Un camp d’accueil d’urgence doit ouvrir en février à Cologne, ville marquée par une vague d'agressions sexuelles à la Saint-Sylvestre. Aische Westermann, du "Conseil aux réfugiés", explique comment s'y passe désormais l’accueil des migrants.
Cologne ne s’attendait pas à ça. Depuis l’implication probable de migrants dans des agressions sexuelles, la nuit du 31 décembre 2015, cette ville de l'Ouest est devenue un symbole récupéré par des mouvements islamophobes comme Pegida.
Un coup dur pour les acteurs de terrain, autorités et bénévoles, qui ont travaillé pour permettre à Cologne d’absorber l’afflux de migrants sans heurts. Et des efforts, la quatrième ville d’Allemagne a dû en faire pour accueillir plus de 13 000 réfugiés en un an. Une vraie course contre la montre pour mettre en place les structures d’accueil.
Aische Westermann s’occupe du seul camp d’accueil d’urgence de Cologne pour le “Conseil aux réfugiés”, une organisation qui travaille avec la municipalité pour l’accueil des nouveaux arrivants. Elle explique à France 24 comment les migrants sont pris en charge et quels sont les problèmes rencontrés.
France 24 : Comment fonctionne le camp d’urgence de Cologne ?
Aische Westermann : Pour l’instant, il ne fonctionne pas. Celui qui avait été installé en urgence en août dernier n’était équipé que de tentes et il a été fermé en décembre. Un nouveau doit ouvrir en février dans le sud de la ville. En attendant, les demandeurs d’asile sont répartis là où il y a de la place dans les centres d’accueil de la commune.
Le nouveau camp d’urgence offrira des hébergements en containers de deux étages, avec une capacité totale de plus de 950 personnes, sensiblement plus qu’avant. Les réfugiés y séjourneront entre quatre et huit semaines avant d’être redirigés vers des structures d’accueil avec davantage de place pour vivre.
Cela sera-t-il suffisant pour accueillir tous les nouveaux arrivants ?
On peut difficilement le dire à l’avance. Il vaut mieux attendre le printemps pour se rendre compte de l’ampleur de la vague de nouveaux arrivants à loger. Mais une chose est sûre : à Cologne, tous ceux qui arrivent ont un toit. Mais il y a en a qui doivent dormir à même le sol, donc, en ce sens, on peut dire que ce n’est jamais satisfaisant, ni suffisant pour accueillir tout le monde.
Quels problèmes rencontrez-vous dans ce camp d’urgence ?
Tout d’abord, les migrants n’ont pas forcément les papiers attestant de leur demande d’asile. Normalement, c’est fait à Dortmund, le centre national pour le premier accueil.
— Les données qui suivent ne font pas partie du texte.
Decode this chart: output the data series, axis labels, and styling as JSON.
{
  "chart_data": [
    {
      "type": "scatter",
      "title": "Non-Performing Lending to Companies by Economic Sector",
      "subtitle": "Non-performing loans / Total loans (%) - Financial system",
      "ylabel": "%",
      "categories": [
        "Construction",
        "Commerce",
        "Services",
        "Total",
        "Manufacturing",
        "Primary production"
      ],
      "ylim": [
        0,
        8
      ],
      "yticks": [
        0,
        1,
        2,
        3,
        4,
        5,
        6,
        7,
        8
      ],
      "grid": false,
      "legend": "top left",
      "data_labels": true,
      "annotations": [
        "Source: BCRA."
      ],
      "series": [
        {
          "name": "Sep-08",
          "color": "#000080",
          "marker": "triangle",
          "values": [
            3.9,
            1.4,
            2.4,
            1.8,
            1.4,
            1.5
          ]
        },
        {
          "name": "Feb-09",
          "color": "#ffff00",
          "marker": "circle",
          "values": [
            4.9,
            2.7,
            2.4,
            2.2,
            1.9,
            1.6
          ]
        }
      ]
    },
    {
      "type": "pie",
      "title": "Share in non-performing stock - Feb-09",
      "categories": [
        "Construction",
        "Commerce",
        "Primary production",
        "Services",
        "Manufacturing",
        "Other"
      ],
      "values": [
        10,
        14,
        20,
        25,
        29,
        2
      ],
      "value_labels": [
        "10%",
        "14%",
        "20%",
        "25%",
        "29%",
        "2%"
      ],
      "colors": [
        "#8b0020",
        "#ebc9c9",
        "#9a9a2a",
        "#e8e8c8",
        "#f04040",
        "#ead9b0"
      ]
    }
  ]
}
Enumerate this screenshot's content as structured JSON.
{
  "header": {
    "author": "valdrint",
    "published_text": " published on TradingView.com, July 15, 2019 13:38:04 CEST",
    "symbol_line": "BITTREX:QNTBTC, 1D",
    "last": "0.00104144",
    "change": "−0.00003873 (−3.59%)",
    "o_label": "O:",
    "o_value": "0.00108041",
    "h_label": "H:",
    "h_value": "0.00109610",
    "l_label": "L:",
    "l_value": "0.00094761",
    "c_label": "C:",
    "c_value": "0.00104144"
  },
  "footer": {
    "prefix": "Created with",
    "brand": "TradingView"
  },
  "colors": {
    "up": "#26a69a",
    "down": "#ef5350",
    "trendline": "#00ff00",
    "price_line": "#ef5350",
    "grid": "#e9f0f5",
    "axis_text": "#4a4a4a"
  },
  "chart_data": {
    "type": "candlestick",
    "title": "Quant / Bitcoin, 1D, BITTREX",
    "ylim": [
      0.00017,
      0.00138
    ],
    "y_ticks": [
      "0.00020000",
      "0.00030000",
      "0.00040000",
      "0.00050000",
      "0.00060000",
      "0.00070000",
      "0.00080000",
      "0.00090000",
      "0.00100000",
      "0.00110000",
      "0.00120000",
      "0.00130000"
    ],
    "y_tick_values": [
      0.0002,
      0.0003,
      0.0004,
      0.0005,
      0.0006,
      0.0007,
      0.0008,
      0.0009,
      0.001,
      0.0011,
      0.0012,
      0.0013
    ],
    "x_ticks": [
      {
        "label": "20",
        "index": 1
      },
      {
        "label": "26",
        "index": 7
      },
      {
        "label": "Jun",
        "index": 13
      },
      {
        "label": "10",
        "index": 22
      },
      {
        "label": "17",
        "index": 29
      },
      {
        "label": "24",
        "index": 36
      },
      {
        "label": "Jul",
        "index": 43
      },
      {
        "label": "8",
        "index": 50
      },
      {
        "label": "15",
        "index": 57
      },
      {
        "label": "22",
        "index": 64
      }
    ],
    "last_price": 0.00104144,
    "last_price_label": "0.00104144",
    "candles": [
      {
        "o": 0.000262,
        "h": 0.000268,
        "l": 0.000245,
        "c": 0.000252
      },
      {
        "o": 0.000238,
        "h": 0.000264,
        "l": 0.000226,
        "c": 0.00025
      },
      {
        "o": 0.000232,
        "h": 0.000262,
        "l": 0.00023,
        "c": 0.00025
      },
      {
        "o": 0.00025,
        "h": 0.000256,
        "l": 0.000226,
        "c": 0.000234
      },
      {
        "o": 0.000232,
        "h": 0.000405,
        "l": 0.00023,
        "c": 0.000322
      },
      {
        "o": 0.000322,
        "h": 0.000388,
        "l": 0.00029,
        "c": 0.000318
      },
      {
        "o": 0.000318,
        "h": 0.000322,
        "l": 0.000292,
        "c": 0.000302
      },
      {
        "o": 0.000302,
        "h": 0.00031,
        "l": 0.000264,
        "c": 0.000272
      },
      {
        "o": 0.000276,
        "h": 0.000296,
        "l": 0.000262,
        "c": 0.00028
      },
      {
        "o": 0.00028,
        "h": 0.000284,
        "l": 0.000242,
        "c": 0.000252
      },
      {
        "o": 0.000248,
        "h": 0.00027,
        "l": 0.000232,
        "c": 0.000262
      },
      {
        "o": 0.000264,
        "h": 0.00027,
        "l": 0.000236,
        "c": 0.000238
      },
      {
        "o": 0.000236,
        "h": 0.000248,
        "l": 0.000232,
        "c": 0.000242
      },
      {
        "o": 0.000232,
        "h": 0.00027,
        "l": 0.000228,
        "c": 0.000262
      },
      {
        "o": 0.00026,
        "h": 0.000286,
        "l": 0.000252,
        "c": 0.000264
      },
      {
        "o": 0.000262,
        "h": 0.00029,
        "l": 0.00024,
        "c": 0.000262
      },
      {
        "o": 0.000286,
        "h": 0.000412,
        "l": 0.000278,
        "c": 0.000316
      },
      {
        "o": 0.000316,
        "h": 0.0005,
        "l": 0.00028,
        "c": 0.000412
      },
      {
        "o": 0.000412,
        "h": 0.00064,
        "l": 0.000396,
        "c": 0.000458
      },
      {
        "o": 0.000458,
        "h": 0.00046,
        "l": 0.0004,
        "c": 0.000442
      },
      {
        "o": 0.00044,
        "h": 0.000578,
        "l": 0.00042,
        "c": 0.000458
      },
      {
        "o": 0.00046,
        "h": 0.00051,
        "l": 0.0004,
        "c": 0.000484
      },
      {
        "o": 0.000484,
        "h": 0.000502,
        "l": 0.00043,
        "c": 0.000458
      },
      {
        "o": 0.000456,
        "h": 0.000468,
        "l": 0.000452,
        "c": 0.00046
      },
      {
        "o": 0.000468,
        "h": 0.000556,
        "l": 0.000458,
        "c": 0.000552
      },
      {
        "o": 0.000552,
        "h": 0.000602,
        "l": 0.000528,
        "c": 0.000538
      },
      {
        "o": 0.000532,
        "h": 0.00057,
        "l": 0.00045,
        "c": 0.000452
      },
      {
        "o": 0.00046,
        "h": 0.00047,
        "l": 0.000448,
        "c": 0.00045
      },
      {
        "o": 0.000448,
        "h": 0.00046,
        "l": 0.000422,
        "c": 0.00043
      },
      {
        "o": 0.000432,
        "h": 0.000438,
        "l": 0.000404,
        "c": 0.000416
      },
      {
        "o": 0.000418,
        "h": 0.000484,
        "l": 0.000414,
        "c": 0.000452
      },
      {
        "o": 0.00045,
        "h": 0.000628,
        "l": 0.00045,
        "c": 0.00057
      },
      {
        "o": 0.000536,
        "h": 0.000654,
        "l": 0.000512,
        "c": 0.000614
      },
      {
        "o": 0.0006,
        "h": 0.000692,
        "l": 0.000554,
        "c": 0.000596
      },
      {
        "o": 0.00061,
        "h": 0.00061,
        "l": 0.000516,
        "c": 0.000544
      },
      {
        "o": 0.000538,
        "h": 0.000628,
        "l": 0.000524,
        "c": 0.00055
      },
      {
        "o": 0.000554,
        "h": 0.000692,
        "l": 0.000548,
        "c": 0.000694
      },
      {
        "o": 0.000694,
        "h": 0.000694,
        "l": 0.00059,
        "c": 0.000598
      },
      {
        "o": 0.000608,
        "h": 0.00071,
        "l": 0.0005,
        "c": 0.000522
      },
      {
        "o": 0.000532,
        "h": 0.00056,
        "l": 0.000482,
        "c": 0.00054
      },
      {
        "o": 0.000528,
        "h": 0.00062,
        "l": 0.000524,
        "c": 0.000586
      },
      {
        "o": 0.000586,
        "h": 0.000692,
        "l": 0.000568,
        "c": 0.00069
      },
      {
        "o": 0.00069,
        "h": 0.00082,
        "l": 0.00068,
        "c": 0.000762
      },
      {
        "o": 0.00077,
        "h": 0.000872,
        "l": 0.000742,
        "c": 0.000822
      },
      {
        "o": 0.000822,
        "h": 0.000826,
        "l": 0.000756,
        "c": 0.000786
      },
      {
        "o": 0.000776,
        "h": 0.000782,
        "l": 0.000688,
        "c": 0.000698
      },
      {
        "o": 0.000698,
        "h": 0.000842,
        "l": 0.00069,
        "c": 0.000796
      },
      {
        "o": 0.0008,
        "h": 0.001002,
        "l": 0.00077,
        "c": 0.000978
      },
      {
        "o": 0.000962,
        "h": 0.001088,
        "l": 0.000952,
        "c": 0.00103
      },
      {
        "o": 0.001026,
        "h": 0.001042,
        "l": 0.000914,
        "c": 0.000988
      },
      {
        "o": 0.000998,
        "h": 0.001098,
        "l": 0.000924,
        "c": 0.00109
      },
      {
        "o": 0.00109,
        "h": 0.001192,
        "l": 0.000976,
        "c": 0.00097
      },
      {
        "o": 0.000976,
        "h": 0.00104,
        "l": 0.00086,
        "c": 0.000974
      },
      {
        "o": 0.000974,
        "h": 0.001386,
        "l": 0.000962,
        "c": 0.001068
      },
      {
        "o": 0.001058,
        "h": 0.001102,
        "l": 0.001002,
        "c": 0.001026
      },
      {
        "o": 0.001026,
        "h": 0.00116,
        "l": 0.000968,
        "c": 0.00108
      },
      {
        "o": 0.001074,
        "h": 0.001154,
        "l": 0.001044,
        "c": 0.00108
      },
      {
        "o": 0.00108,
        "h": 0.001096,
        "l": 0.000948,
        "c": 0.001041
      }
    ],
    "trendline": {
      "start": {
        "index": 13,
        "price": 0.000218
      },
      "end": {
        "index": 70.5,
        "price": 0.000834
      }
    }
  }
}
Mais les autorités y sont parfois débordées et on se retrouve à Cologne à devoir vérifier les documents et les demandes avec ces réfugiés.
Ensuite, il y a la santé et l’hygiène de manière plus générale. Les personnes affectées de maladies graves sont transférées dans des centres médicaux et celles qui peuvent être traitées sur place, le sont. Le voyage les a souvent épuisés et ils ont pu attraper des maladies, sans compter les problèmes plus triviaux, comme les poux.
Comment se passe la cohabitation entre les différents demandeurs d’asile ?
À Cologne, nous avons essentiellement des Syriens, des Irakiens et un nombre grandissant d’Afghans. Il est difficile de répondre à votre question parce que l’un des soucis, justement, est de savoir ce qui se passe réellement dans le camp. Les habitants sont réticents à en parler au personnel sur place.
Nous savons d’expérience qu’il peut y avoir des problèmes de violences sexuelles. C’est pourquoi, à Cologne - et ce n’est pas le cas partout en Allemagne - les hommes et les femmes sont séparés. Mais ça ne règle qu’une partie du problème, car on oublie trop souvent que cette violence peut aussi s’exercer contre les jeunes hommes. Il faut aussi prendre en compte le fort rejet, parfois exprimé violemment, des homosexuels.
Pour améliorer cette cohabitation, et rendre l’atmopshère plus vivable, les personnes qui travaillent dans le camp se montrent très créatives et proposent une large palette d’activités. Dans le nouveau camp, il y aura un système de référents bien identifés pour chaque problématique.
Les événements de la nuit du Nouvel An ont-ils eu un effet sur la politique d’accueil et le travail dans le camp d’urgence ?
Non, pour l’instant le camp dispose toujours des mêmes moyens et nous n’avons pas ressenti de durcissement de la position des autorités. Et, par ailleurs, si le travail au camp peut être un indicateur de l’ambiance générale, nous enregistrons une forte demande pour faire du bénévolat de la part des habitants des quartiers alentour en prévision de l’ouverture du camp en février. Donc la volonté d’aider et d’accueillir des demandeurs d’asile est toujours aussi forte.